Sincronia
Quatro velas queimam juntas num prato.
O silêncio é tanto que posso ouvir minha própria respiração
e o barulho do voo dos mosquitos.
Tudo é sincronia,
os grilos no quintal,
os carros na rua,
o sexo dos vizinhos,
O nada sobre minha cabeça.
Hoje, nem ao menos tenho com o que me distrair,
Os analgésicos já não fazem mais efeito.
Mas tudo bem. Esta noite, quase agradeço pela dor nos rins. Hoje ela me faz companhia.
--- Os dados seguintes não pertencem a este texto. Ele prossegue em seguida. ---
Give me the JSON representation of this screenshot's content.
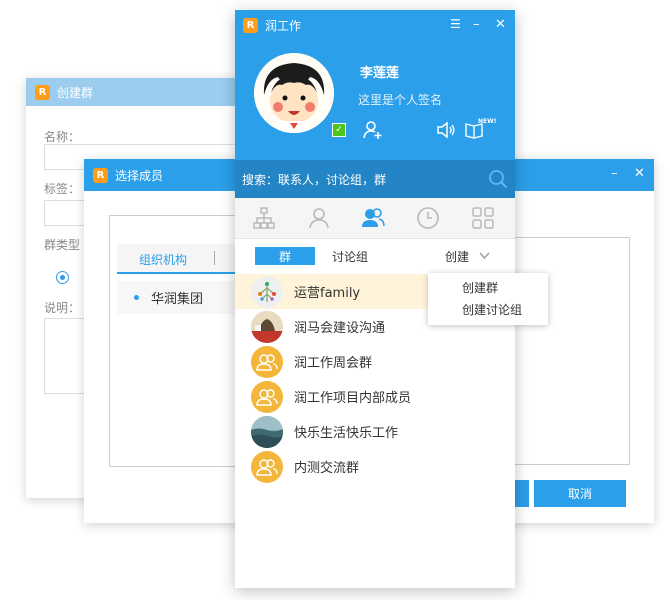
{
  "create_group": {
    "title": "创建群",
    "name_label": "名称：",
    "tag_label": "标签：",
    "type_label": "群类型",
    "desc_label": "说明："
  },
  "select_members": {
    "title": "选择成员",
    "tab_org": "组织机构",
    "org_item": "华润集团",
    "cancel": "取消"
  },
  "main": {
    "title": "润工作",
    "user": {
      "name": "李莲莲",
      "signature": "这里是个人签名"
    },
    "badge_new": "NEW!",
    "search_placeholder": "搜索：联系人，讨论组，群",
    "subtabs": {
      "group": "群",
      "discussion": "讨论组",
      "create": "创建"
    },
    "create_menu": [
      "创建群",
      "创建讨论组"
    ],
    "groups": [
      {
        "name": "运营family"
      },
      {
        "name": "润马会建设沟通"
      },
      {
        "name": "润工作周会群"
      },
      {
        "name": "润工作项目内部成员"
      },
      {
        "name": "快乐生活快乐工作"
      },
      {
        "name": "内测交流群"
      }
    ]
  },
  "colors": {
    "primary": "#2b9fea",
    "selected_row": "#fff3d9",
    "group_avatar": "#f3b63a"
  }
}
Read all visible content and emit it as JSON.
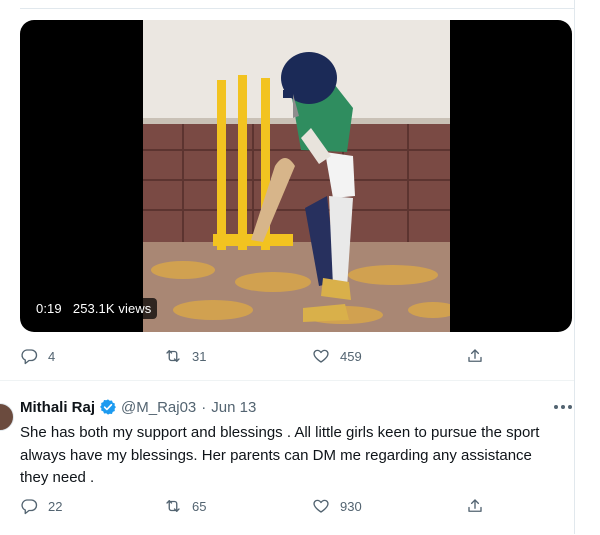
{
  "video": {
    "time": "0:19",
    "views": "253.1K views"
  },
  "top_actions": {
    "replies": "4",
    "retweets": "31",
    "likes": "459"
  },
  "tweet": {
    "name": "Mithali Raj",
    "handle": "@M_Raj03",
    "separator": "·",
    "date": "Jun 13",
    "text": "She has both my support and blessings . All little girls keen to pursue the sport always have my blessings.  Her parents can DM me regarding any assistance they need ."
  },
  "bottom_actions": {
    "replies": "22",
    "retweets": "65",
    "likes": "930"
  },
  "colors": {
    "verified": "#1d9bf0",
    "muted": "#536471",
    "text": "#0f1419"
  }
}
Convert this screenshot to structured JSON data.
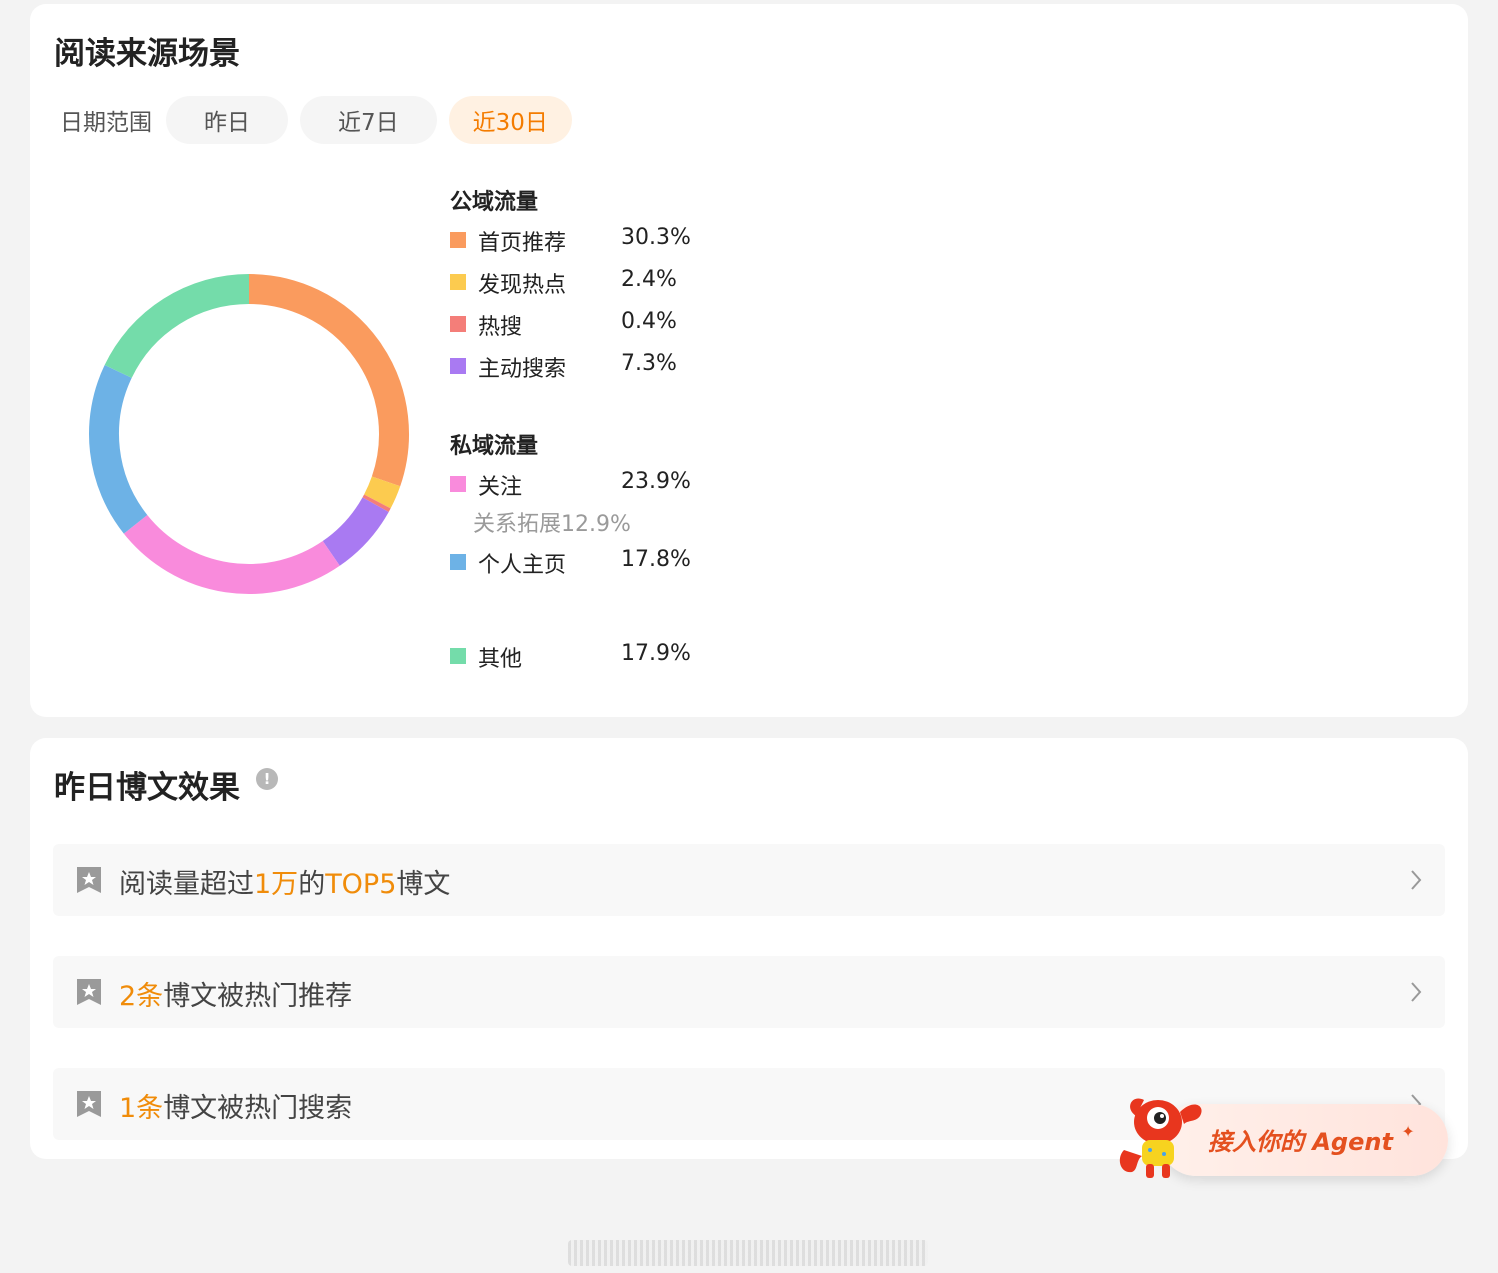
{
  "source_card": {
    "title": "阅读来源场景",
    "date_range": {
      "label": "日期范围",
      "options": [
        "昨日",
        "近7日",
        "近30日"
      ],
      "selected": "近30日"
    },
    "legend": {
      "public_title": "公域流量",
      "private_title": "私域流量",
      "public_items": [
        {
          "name": "首页推荐",
          "pct": "30.3%",
          "color": "#fa9b5e"
        },
        {
          "name": "发现热点",
          "pct": "2.4%",
          "color": "#fccb4f"
        },
        {
          "name": "热搜",
          "pct": "0.4%",
          "color": "#f47e79"
        },
        {
          "name": "主动搜索",
          "pct": "7.3%",
          "color": "#a97af2"
        }
      ],
      "private_items": [
        {
          "name": "关注",
          "pct": "23.9%",
          "color": "#f98bdc",
          "sub": "关系拓展12.9%"
        },
        {
          "name": "个人主页",
          "pct": "17.8%",
          "color": "#6db2e6"
        }
      ],
      "other": {
        "name": "其他",
        "pct": "17.9%",
        "color": "#74dcaa"
      }
    }
  },
  "chart_data": {
    "type": "pie",
    "title": "",
    "categories": [
      "首页推荐",
      "发现热点",
      "热搜",
      "主动搜索",
      "关注",
      "个人主页",
      "其他"
    ],
    "values": [
      30.3,
      2.4,
      0.4,
      7.3,
      23.9,
      17.8,
      17.9
    ],
    "colors": [
      "#fa9b5e",
      "#fccb4f",
      "#f47e79",
      "#a97af2",
      "#f98bdc",
      "#6db2e6",
      "#74dcaa"
    ],
    "style": "donut",
    "legend_placement": "right"
  },
  "effect_card": {
    "title": "昨日博文效果",
    "info_glyph": "!",
    "rows": [
      {
        "pre": "阅读量超过",
        "hl1": "1万",
        "mid": "的",
        "hl2": "TOP5",
        "post": "博文"
      },
      {
        "pre": "",
        "hl1": "2条",
        "mid": "博文被热门推荐",
        "hl2": "",
        "post": ""
      },
      {
        "pre": "",
        "hl1": "1条",
        "mid": "博文被热门搜索",
        "hl2": "",
        "post": ""
      }
    ]
  },
  "agent": {
    "label": "接入你的 Agent",
    "sparkle": "✦"
  },
  "icons": {
    "row_icon": "bookmark-star-icon",
    "chevron": "chevron-right-icon",
    "info": "info-icon"
  }
}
Lá de cima, observam-me as nuvens vermelhas,
no céu sobre minha cabeça,
andam vagarosamente,
como as prostitutas da 9 de Julho.
Vez ou outra mandam um pingo gelado sobre mim para me manter acordado.
E assim eu fico.
Nem ao menos meu computador está ao meu alcance hoje.
Risco no papel, em vez disso, com minha caligrafia horrível.
De vez em quando tenho uns calafrios,
e sinto um calor subir a garganta.
Há algo de errado comigo,
além da solidão, além da minha recente misantropia e das pedras nos rins.
Tem algo de muito errado comigo.
Algo muito errado, e digo, mesmo antes da ultima mulher ter me deixado, já vinha me sentindo assim.
Hoje isso parece muito pior.
Talvez porque o colega com quem divido a casa,
tenha esquecido de pagar a conta de energia e me deixado no escuro.